The Finance Ministry needs to realize that private investment is crucial to our future economic progress
The newly unveiled budget heralds a much needed shift in the priorities for our country -- the fact that one-third of the entire budget is being allocated to the development of women speaks volumes.
But while the Finance Ministry deserves every bit of the praise it has been receiving in formulating a budget that is so forward-thinking in so many ways, one key issue rightly pointed out by the Metropolitan Chamber of Commerce and Industry (MCCI) is the need for policy which could help raise private investment in Bangladesh.
To that end, MCCI’s observation that Bangladesh’s economy “is progressing well, but below its true potential” rings very true.
Our RMG industry, the primary engine of our economic growth, is perhaps the best example of how far a country can go when the private sector is allowed to flourish at the right time; the same applies to numerous other burgeoning industries that are helping bring in much-needed FDI to our country.
In order to maintain this growth trajectory, it is imperative that the administration make some urgent policy reforms, consider simplifying the existing taxation system, and adopt business-friendly policies such as increased incentives and a blanket reduction in corporate tax.

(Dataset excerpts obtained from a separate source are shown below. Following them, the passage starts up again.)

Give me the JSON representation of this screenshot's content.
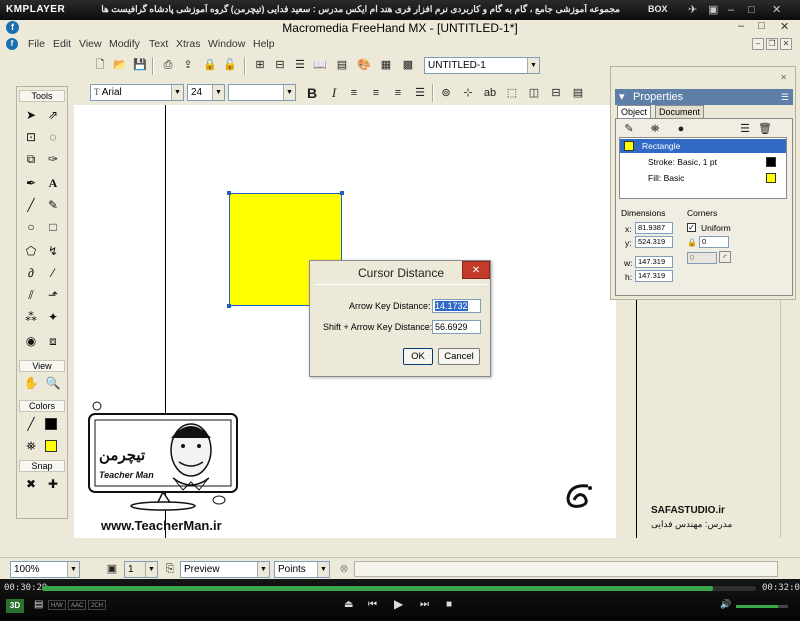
{
  "player": {
    "logo": "KMPLAYER",
    "title": "مجموعه آموزشی جامع ، گام به گام و کاربردی نرم افزار فری هند ام ایکس  مدرس : سعید فدایی (تیچرمن) گروه آموزشی پادشاه گرافیست ها",
    "box_label": "BOX",
    "time_elapsed": "00:30:29",
    "time_total": "00:32:08",
    "progress": 0.94,
    "volume": 0.8,
    "tags": [
      "H/W",
      "AAC",
      "2CH"
    ],
    "badge_3d": "3D"
  },
  "app": {
    "title": "Macromedia FreeHand MX - [UNTITLED-1*]",
    "menus": [
      "File",
      "Edit",
      "View",
      "Modify",
      "Text",
      "Xtras",
      "Window",
      "Help"
    ],
    "doc_combo": "UNTITLED-1",
    "font_combo": "Arial",
    "size_combo": "24",
    "style_combo": "",
    "bold": "B"
  },
  "tools_panel": {
    "title": "Tools",
    "view_label": "View",
    "colors_label": "Colors",
    "snap_label": "Snap",
    "stroke_color": "#000000",
    "fill_color": "#ffff00"
  },
  "properties": {
    "title": "Properties",
    "tabs": [
      "Object",
      "Document"
    ],
    "items": [
      {
        "label": "Rectangle",
        "swatch": "#ffff00"
      },
      {
        "label": "Stroke: Basic, 1 pt",
        "swatch": "#000000"
      },
      {
        "label": "Fill: Basic",
        "swatch": "#ffff00"
      }
    ],
    "dimensions_label": "Dimensions",
    "x_label": "x:",
    "x_value": "81.9387",
    "y_label": "y:",
    "y_value": "524.319",
    "w_label": "w:",
    "w_value": "147.319",
    "h_label": "h:",
    "h_value": "147.319",
    "corners_label": "Corners",
    "uniform_label": "Uniform",
    "corner_value": "0",
    "corner_value2": "0"
  },
  "dialog": {
    "title": "Cursor Distance",
    "arrow_label": "Arrow Key Distance:",
    "arrow_value": "14.1732",
    "shift_label": "Shift + Arrow Key Distance:",
    "shift_value": "56.6929",
    "ok": "OK",
    "cancel": "Cancel"
  },
  "status": {
    "zoom": "100%",
    "page": "1",
    "mode": "Preview",
    "units": "Points"
  },
  "watermark": {
    "teacher_site": "www.TeacherMan.ir",
    "teacher_name": "Teacher Man",
    "teacher_logo_fa": "تیچرمن",
    "studio": "SAFASTUDIO.ir",
    "instructor": "مدرس: مهندس فدایی"
  }
}
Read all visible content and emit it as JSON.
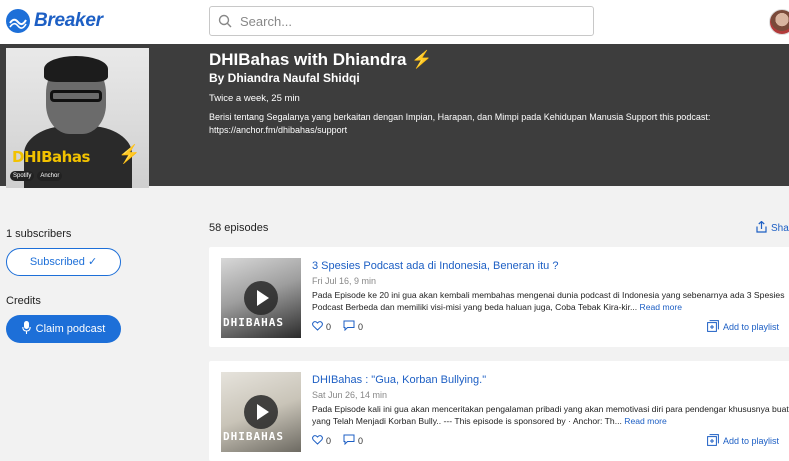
{
  "app": {
    "name": "Breaker"
  },
  "search": {
    "placeholder": "Search..."
  },
  "podcast": {
    "title": "DHIBahas with Dhiandra",
    "title_emoji": "⚡",
    "author": "By Dhiandra Naufal Shidqi",
    "frequency": "Twice a week, 25 min",
    "description": "Berisi tentang Segalanya yang berkaitan dengan Impian, Harapan, dan Mimpi pada Kehidupan Manusia Support this podcast: https://anchor.fm/dhibahas/support",
    "cover": {
      "brand_text": "DHIBahas",
      "badges": [
        "Spotify",
        "Anchor"
      ]
    }
  },
  "sidebar": {
    "subscribers": "1 subscribers",
    "subscribed_label": "Subscribed",
    "credits_label": "Credits",
    "claim_label": "Claim podcast"
  },
  "episodes_header": {
    "count": "58 episodes",
    "share_label": "Shar"
  },
  "episodes": [
    {
      "title": "3 Spesies Podcast ada di Indonesia, Beneran itu ?",
      "meta": "Fri Jul 16, 9 min",
      "description": "Pada Episode ke 20 ini gua akan kembali membahas mengenai dunia podcast di Indonesia yang sebenarnya ada 3 Spesies Podcast Berbeda dan memiliki visi-misi yang beda haluan juga, Coba Tebak Kira-kir...",
      "read_more": "Read more",
      "likes": "0",
      "comments": "0",
      "playlist_label": "Add to playlist",
      "thumb_text": "DHIBAHAS"
    },
    {
      "title": "DHIBahas : \"Gua, Korban Bullying.\"",
      "meta": "Sat Jun 26, 14 min",
      "description": "Pada Episode kali ini gua akan menceritakan pengalaman pribadi yang akan memotivasi diri para pendengar khususnya buat yang Telah Menjadi Korban Bully.. --- This episode is sponsored by · Anchor: Th...",
      "read_more": "Read more",
      "likes": "0",
      "comments": "0",
      "playlist_label": "Add to playlist",
      "thumb_text": "DHIBAHAS"
    }
  ],
  "colors": {
    "brand_blue": "#1d6fd8",
    "hero_bg": "#3d3d3d",
    "accent_yellow": "#f5c518"
  }
}
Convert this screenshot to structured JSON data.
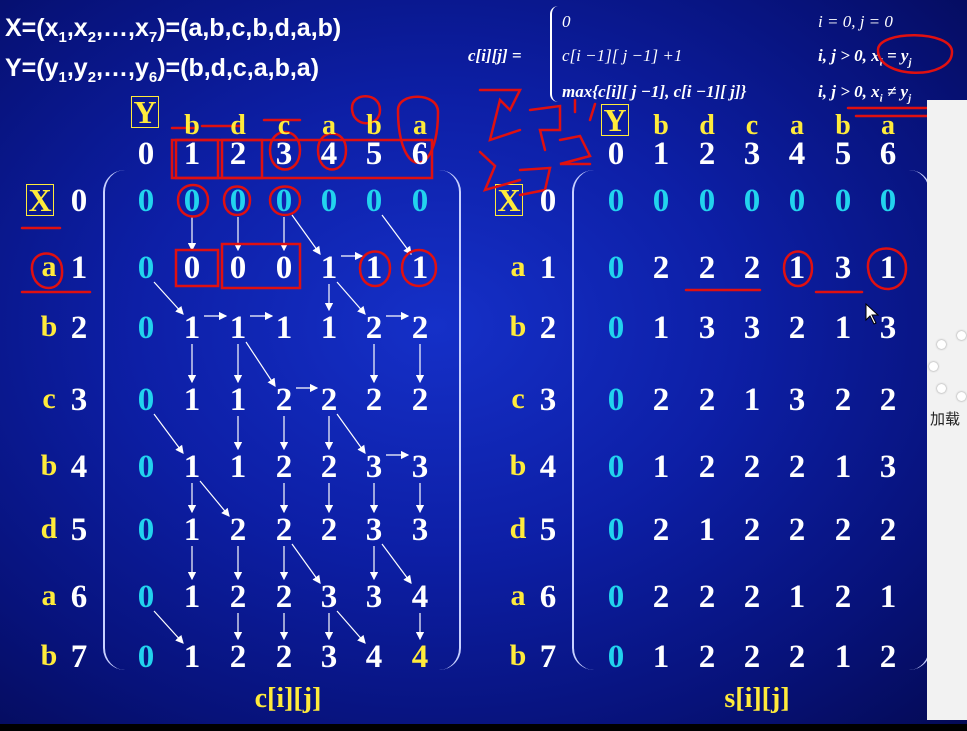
{
  "seq_x": {
    "lead": "X=(x",
    "mid1": ",x",
    "mid2": ",…,x",
    "tail": ")=(a,b,c,b,d,a,b)",
    "s1": "1",
    "s2": "2",
    "s3": "7"
  },
  "seq_y": {
    "lead": "Y=(y",
    "mid1": ",y",
    "mid2": ",…,y",
    "tail": ")=(b,d,c,a,b,a)",
    "s1": "1",
    "s2": "2",
    "s3": "6"
  },
  "formula": {
    "lhs": "c[i][j] =",
    "case1_expr": "0",
    "case1_cond": "i = 0, j = 0",
    "case2_expr": "c[i −1][ j −1] +1",
    "case2_cond": "i, j > 0, x",
    "case2_cond_tail": " = y",
    "case2_sub_i": "i",
    "case2_sub_j": "j",
    "case3_expr": "max{c[i][ j −1], c[i −1][ j]}",
    "case3_cond": "i, j > 0, x",
    "case3_cond_tail": " ≠ y",
    "case3_sub_i": "i",
    "case3_sub_j": "j"
  },
  "labels": {
    "y_axis": "Y",
    "x_axis": "X",
    "c_title": "c[i][j]",
    "s_title": "s[i][j]",
    "loading": "加载"
  },
  "col_letters": [
    "b",
    "d",
    "c",
    "a",
    "b",
    "a"
  ],
  "col_nums": [
    "0",
    "1",
    "2",
    "3",
    "4",
    "5",
    "6"
  ],
  "row_letters": [
    "",
    "a",
    "b",
    "c",
    "b",
    "d",
    "a",
    "b"
  ],
  "row_nums": [
    "0",
    "1",
    "2",
    "3",
    "4",
    "5",
    "6",
    "7"
  ],
  "c_matrix": [
    [
      "0",
      "0",
      "0",
      "0",
      "0",
      "0",
      "0"
    ],
    [
      "0",
      "0",
      "0",
      "0",
      "1",
      "1",
      "1"
    ],
    [
      "0",
      "1",
      "1",
      "1",
      "1",
      "2",
      "2"
    ],
    [
      "0",
      "1",
      "1",
      "2",
      "2",
      "2",
      "2"
    ],
    [
      "0",
      "1",
      "1",
      "2",
      "2",
      "3",
      "3"
    ],
    [
      "0",
      "1",
      "2",
      "2",
      "2",
      "3",
      "3"
    ],
    [
      "0",
      "1",
      "2",
      "2",
      "3",
      "3",
      "4"
    ],
    [
      "0",
      "1",
      "2",
      "2",
      "3",
      "4",
      "4"
    ]
  ],
  "s_matrix": [
    [
      "0",
      "0",
      "0",
      "0",
      "0",
      "0",
      "0"
    ],
    [
      "0",
      "2",
      "2",
      "2",
      "1",
      "3",
      "1"
    ],
    [
      "0",
      "1",
      "3",
      "3",
      "2",
      "1",
      "3"
    ],
    [
      "0",
      "2",
      "2",
      "1",
      "3",
      "2",
      "2"
    ],
    [
      "0",
      "1",
      "2",
      "2",
      "2",
      "1",
      "3"
    ],
    [
      "0",
      "2",
      "1",
      "2",
      "2",
      "2",
      "2"
    ],
    [
      "0",
      "2",
      "2",
      "2",
      "1",
      "2",
      "1"
    ],
    [
      "0",
      "1",
      "2",
      "2",
      "2",
      "1",
      "2"
    ]
  ],
  "colors": {
    "cyan": "#22d3ee",
    "yellow": "#ffeb3b",
    "ink": "#e01010",
    "white": "#ffffff"
  }
}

And hence, proposals such as a 5% sales tax on what the budget describes as “virtual businesses” could prove to be somewhat problematic, considering our aspirations to flourish in the IT sector.
Bangladesh has come a long way, but there are still daunting growth challenges ahead of us if we are to reach developing country status. The Finance Ministry, and any other administrative body concerned, needs to realize that private investment is crucial to our future economic progress.